Alman vatandaşı olmak için tek kriter bunlar değil. Ülkede sekiz sene yaşamış olmak, Almanca öğrenmeye çalışmak, sabıka kaydının olmaması ve iş sahibi olmak gerekiyor. Alman vatandaşlık yasası Amerika ve İsraildekiyle büyük benzerlikler gösteriyor. (Tabii bunların yanı sıra ülkede yaşayan yaklaşık 7 milyon kişi Alman vatandaşlığına sahip değil. Bunlardan büyük kısmı da Türk vatandaşlığına sıkı sıkıya bağlı olan Türklerden oluşuyor.)
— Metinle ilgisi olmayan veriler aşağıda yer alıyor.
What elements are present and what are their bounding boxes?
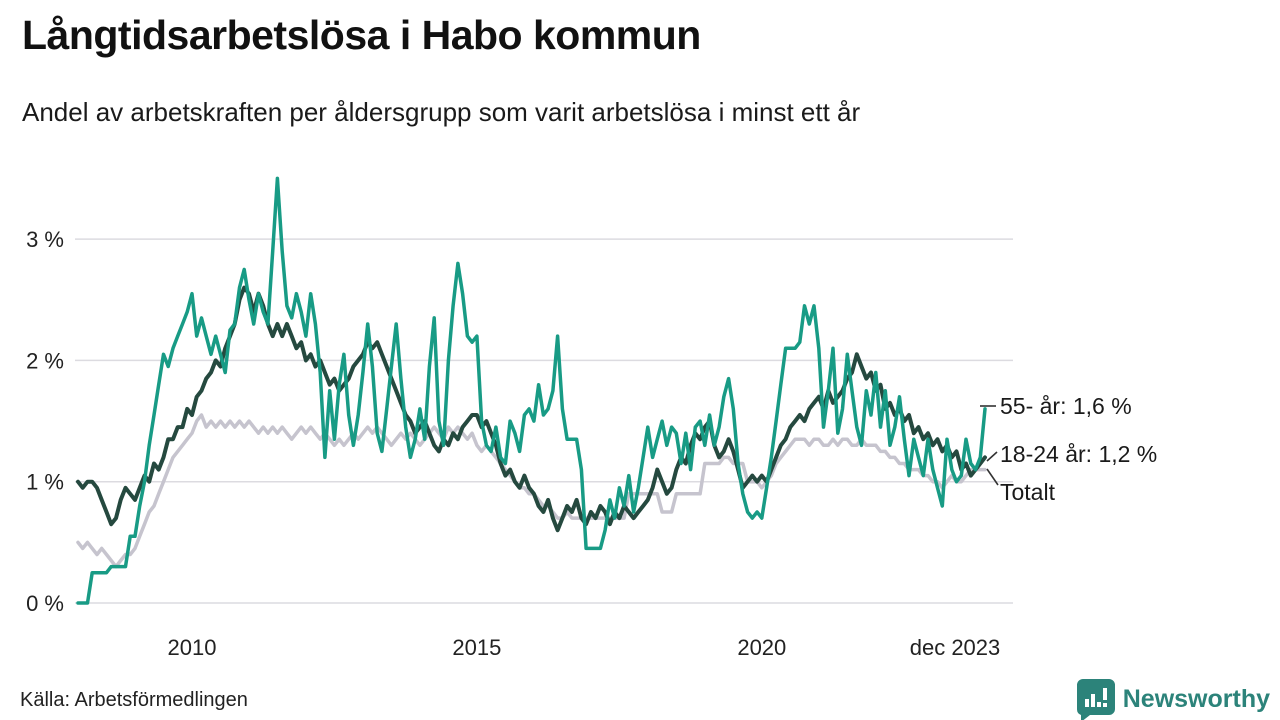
leader-18-24: [986, 451, 998, 462]
y-tick-label: 0 %: [26, 591, 64, 616]
series-line-18-24-r: [76, 285, 987, 533]
series-end-label-18-24: 18-24 år: 1,2 %: [1000, 441, 1158, 467]
series-line-55-r: [76, 176, 987, 605]
y-tick-label: 2 %: [26, 348, 64, 373]
x-tick-label: dec 2023: [910, 635, 1001, 660]
leader-totalt: [986, 468, 999, 486]
page-subtitle: Andel av arbetskraften per åldersgrupp s…: [22, 97, 861, 127]
series-end-label-55: 55- år: 1,6 %: [1000, 393, 1132, 419]
y-tick-label: 1 %: [26, 470, 64, 495]
x-tick-label: 2020: [737, 635, 786, 660]
x-tick-label: 2015: [452, 635, 501, 660]
source-note: Källa: Arbetsförmedlingen: [20, 689, 248, 711]
newsworthy-bubble-icon: [1076, 679, 1115, 720]
newsworthy-logo: Newsworthy: [1076, 678, 1270, 720]
page-title: Långtidsarbetslösa i Habo kommun: [22, 12, 701, 58]
newsworthy-logo-text: Newsworthy: [1122, 684, 1270, 713]
series-end-label-totalt: Totalt: [1000, 479, 1055, 505]
y-tick-label: 3 %: [26, 227, 64, 252]
x-tick-label: 2010: [167, 635, 216, 660]
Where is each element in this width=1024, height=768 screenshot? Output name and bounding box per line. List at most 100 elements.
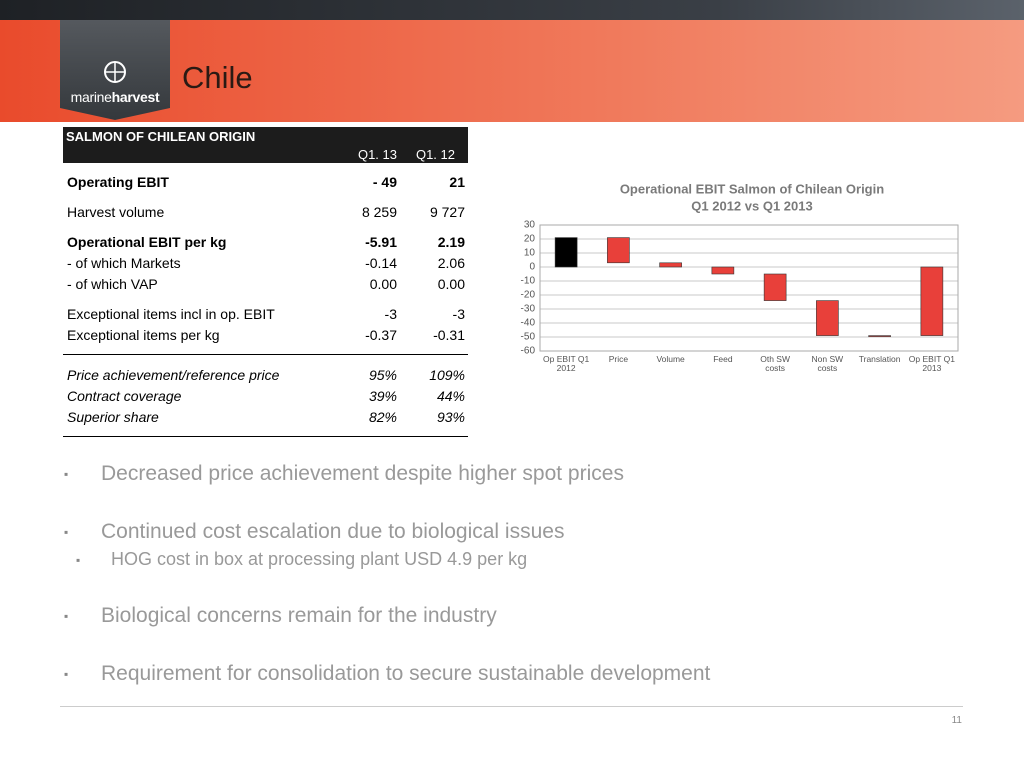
y-tick-label: -20	[521, 290, 536, 301]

Bunların yanı sıra mültecilerin ve işçilerin aksine Sovyetler Birliğinden göç eden Yahudilerin bazı ayrıcalıkları bulunuyor. Bu grup kısıtlı bir kotayla ülkeye yerleşen tek göçmen grubu olarak biliniyor. 1990da yürürlüğe giren bir yasayla Alman vatandaşı olmak için Yahudi olmak yeterli. Bu gelişme Yahudilerin yeniden birleşen Almanyaya yerleşmesi için dönemin Başbakanı Helmut Kohl tarafından daha sonra Yahudi Merkez Konseyinin Başkanı Heinz Galinskiye sunulan bir öneriydi. Kohl insancıl bir harekette bulunmak ve ülkedeki Yahudi cemaatinin yeniden canlanmasını sağlamak için bunu istediğini belirtmişti. Karar çok sert tepkilerle karşılanmış olsa da başarılı oldu. Başta kotalı olarak ülkeye giriş yapılacağı belirtilse de, ülkeye girişlere herhangi bir limit koyulmadı.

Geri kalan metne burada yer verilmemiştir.